The disciples made what sounded like a confident confession in verses 29-30. “Now You are speaking plainly… we believe that You came from God.” But because their faith was still real yet fragile, they scattered only hours later. Full rest came only after the cross, through the resurrection and the Spirit’s work of helping them understand. Because we stand on the far side of all of that, we are not where they were. The Word is complete, the Spirit has been poured out, the mission is finished, and the Father has been declared. Therefore, we need not scatter.

When life does not make sense, let the cross show you the Father’s heart.

Some people feel secure only when life seems to be going well. When the path is clear, prayers seem answered, and spiritual feelings are strong, this person feels held by God. But when suffering comes, prayers seem unanswered, and the way is dark, that same person begins to interpret difficulty as abandonment. God’s silence feels like displeasure and the hard season feels like the Father has turned His face.

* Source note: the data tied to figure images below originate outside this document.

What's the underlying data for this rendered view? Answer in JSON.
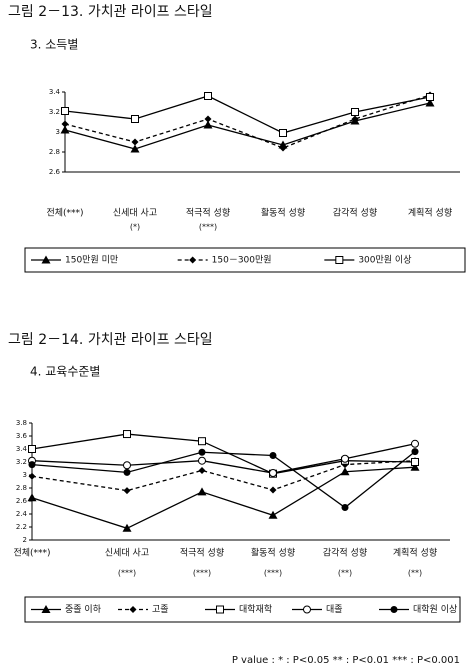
{
  "chart_data": [
    {
      "type": "line",
      "title": "그림 2－13. 가치관 라이프 스타일",
      "subtitle": "3. 소득별",
      "categories": [
        "전체(***)",
        "신세대 사고",
        "적극적 성향",
        "활동적 성향",
        "감각적 성향",
        "계획적 성향"
      ],
      "significance": [
        null,
        "(*)",
        "(***)",
        null,
        null,
        null
      ],
      "ylim": [
        2.6,
        3.4
      ],
      "yticks": [
        2.6,
        2.8,
        3,
        3.2,
        3.4
      ],
      "series": [
        {
          "name": "150만원 미만",
          "color": "#000000",
          "marker": "triangle",
          "dashed": false,
          "values": [
            3.02,
            2.83,
            3.07,
            2.87,
            3.11,
            3.29
          ]
        },
        {
          "name": "150－300만원",
          "color": "#000000",
          "marker": "diamond",
          "dashed": true,
          "values": [
            3.08,
            2.9,
            3.13,
            2.84,
            3.13,
            3.37
          ]
        },
        {
          "name": "300만원 이상",
          "color": "#000000",
          "marker": "square",
          "dashed": false,
          "values": [
            3.21,
            3.13,
            3.36,
            2.99,
            3.2,
            3.35
          ]
        }
      ]
    },
    {
      "type": "line",
      "title": "그림 2－14. 가치관 라이프 스타일",
      "subtitle": "4. 교육수준별",
      "categories": [
        "전체(***)",
        "신세대 사고",
        "적극적 성향",
        "활동적 성향",
        "감각적 성향",
        "계획적 성향"
      ],
      "significance": [
        null,
        "(***)",
        "(***)",
        "(***)",
        "(**)",
        "(**)"
      ],
      "ylim": [
        2,
        3.8
      ],
      "yticks": [
        2,
        2.2,
        2.4,
        2.6,
        2.8,
        3,
        3.2,
        3.4,
        3.6,
        3.8
      ],
      "series": [
        {
          "name": "중졸 이하",
          "color": "#000000",
          "marker": "triangle",
          "dashed": false,
          "values": [
            2.65,
            2.18,
            2.74,
            2.38,
            3.05,
            3.12
          ]
        },
        {
          "name": "고졸",
          "color": "#000000",
          "marker": "diamond",
          "dashed": true,
          "values": [
            2.98,
            2.76,
            3.07,
            2.77,
            3.16,
            3.22
          ]
        },
        {
          "name": "대학재학",
          "color": "#000000",
          "marker": "square",
          "dashed": false,
          "values": [
            3.4,
            3.63,
            3.52,
            3.02,
            3.22,
            3.2
          ]
        },
        {
          "name": "대졸",
          "color": "#000000",
          "marker": "circle",
          "dashed": false,
          "values": [
            3.22,
            3.15,
            3.22,
            3.03,
            3.25,
            3.48
          ]
        },
        {
          "name": "대학원 이상",
          "color": "#000000",
          "marker": "dot",
          "dashed": false,
          "values": [
            3.16,
            3.04,
            3.35,
            3.3,
            2.5,
            3.36
          ]
        }
      ]
    }
  ],
  "footnote": "P value :   * : P<0.05   ** : P<0.01   *** : P<0.001"
}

Jesus is not pointing to circumstances; He is pointing to the completed mission. When you cannot read the Father’s affection from your current season, read it from the cross. Read it from the empty tomb. Read it from the ascended Son who “is at the right hand of God” and “intercedes for us” (Romans 8:34) even now. Nothing in all creation “will be able to separate us from the love of God, which is in Christ Jesus our Lord” (Romans 8:39). Your assurance does not rest on life going well. It rests on Christ’s completed mission, on the risen Mediator, and on the Father who loves His people in the Son He sent.

Conclusion

The hour Jesus promised has come because the cross has been endured. The resurrection has confirmed what the cross declared, and the Spirit has been poured out. The Father loves His people with a real, personal affection that does not depend on their devotion. His love does not fluctuate with their circumstances or require the Son to soften the Father’s severity. “God is love” (1 John 4:8), and the cross is that love acted in history, made visible in flesh.

Christ brings His people to rest in the Father’s love by leading them from confusion into confident access. There confidence does not come because they have finally performed well enough or finally understand everything. It comes because they know that the Father Himself loves them. He loves them in the Son He sent and through the cross the Son endured. He loves them through the Spirit who opens their eyes and seals them. And He loves them through the Son, who now intercedes at His right hand.

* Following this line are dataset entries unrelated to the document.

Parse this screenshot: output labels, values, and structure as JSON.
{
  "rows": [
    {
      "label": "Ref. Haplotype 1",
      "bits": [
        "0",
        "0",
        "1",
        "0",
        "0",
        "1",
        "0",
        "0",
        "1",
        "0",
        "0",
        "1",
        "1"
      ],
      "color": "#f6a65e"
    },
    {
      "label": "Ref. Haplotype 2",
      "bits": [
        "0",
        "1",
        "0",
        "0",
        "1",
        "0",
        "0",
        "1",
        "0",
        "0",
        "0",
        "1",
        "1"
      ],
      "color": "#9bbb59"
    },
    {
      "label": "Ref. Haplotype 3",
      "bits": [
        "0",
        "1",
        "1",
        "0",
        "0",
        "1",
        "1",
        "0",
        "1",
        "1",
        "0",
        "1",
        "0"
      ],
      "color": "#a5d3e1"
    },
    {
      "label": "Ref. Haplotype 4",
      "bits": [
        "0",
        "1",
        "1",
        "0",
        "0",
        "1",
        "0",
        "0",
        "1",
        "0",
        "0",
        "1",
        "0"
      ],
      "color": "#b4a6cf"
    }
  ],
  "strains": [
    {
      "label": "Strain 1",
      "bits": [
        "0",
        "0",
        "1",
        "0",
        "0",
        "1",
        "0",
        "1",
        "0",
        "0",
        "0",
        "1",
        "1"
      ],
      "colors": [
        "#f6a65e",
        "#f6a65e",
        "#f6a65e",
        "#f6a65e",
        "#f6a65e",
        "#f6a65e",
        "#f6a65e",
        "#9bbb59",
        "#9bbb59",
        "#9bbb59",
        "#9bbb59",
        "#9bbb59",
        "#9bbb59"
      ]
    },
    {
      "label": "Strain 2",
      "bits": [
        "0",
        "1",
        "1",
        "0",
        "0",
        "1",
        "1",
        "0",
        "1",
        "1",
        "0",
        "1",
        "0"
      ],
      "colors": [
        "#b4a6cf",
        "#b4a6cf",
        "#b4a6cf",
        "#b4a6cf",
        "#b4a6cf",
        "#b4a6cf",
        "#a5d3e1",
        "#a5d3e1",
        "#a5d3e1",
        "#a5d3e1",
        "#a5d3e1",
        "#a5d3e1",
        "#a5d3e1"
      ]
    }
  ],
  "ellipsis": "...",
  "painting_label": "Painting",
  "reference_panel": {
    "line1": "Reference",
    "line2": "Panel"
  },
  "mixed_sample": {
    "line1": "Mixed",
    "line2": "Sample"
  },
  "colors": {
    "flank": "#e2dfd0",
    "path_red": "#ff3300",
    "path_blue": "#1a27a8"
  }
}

You may have believed all of this for years without fully resting in it. Resting is different from agreeing with it. Resting happens when you stop scanning your own spiritual record for signs of the Father’s approval. You look instead at the Son He gave. The Son He gave is the declaration of His love, and that declaration is costly, permanent, and cannot be revoked. Come to the Father through Christ. Not after you have repaired yourself. Not after you have proven your sorrow is deep enough. Not after you have made your spiritual life impressive enough. You come because the Son has opened the way, and because the Father Himself loves His people.

So pray. Confess the sin you have been hiding. Bring the sorrow you have been carrying. Name the fear that has kept you distant. Ask for the help you have been too ashamed to ask for. And when your heart tells you the Father will only tolerate you, answer your heart with the Son He gave.

The Son He gave is the declaration of His love, and that declaration is costly, permanent, and cannot be revoked. Come to the Father through Christ. He is not barely persuaded to tolerate you. He is the One whose love moved toward you in the giving of His Son. Rest there.

Coming to the Father does not require you to move from your seat, know the perfect words, or wait until you feel worthy. It means turning to Him honestly through Christ, right where you are. That may be a quiet prayer as simple as this: “Father, I come to You through Jesus. I believe Your Son has opened the way. Help me trust Your love.”

And if you need help praying that way, come talk with me after the service. Not because Christ is hard to reach, but because sometimes we need another believer to help us take the next step.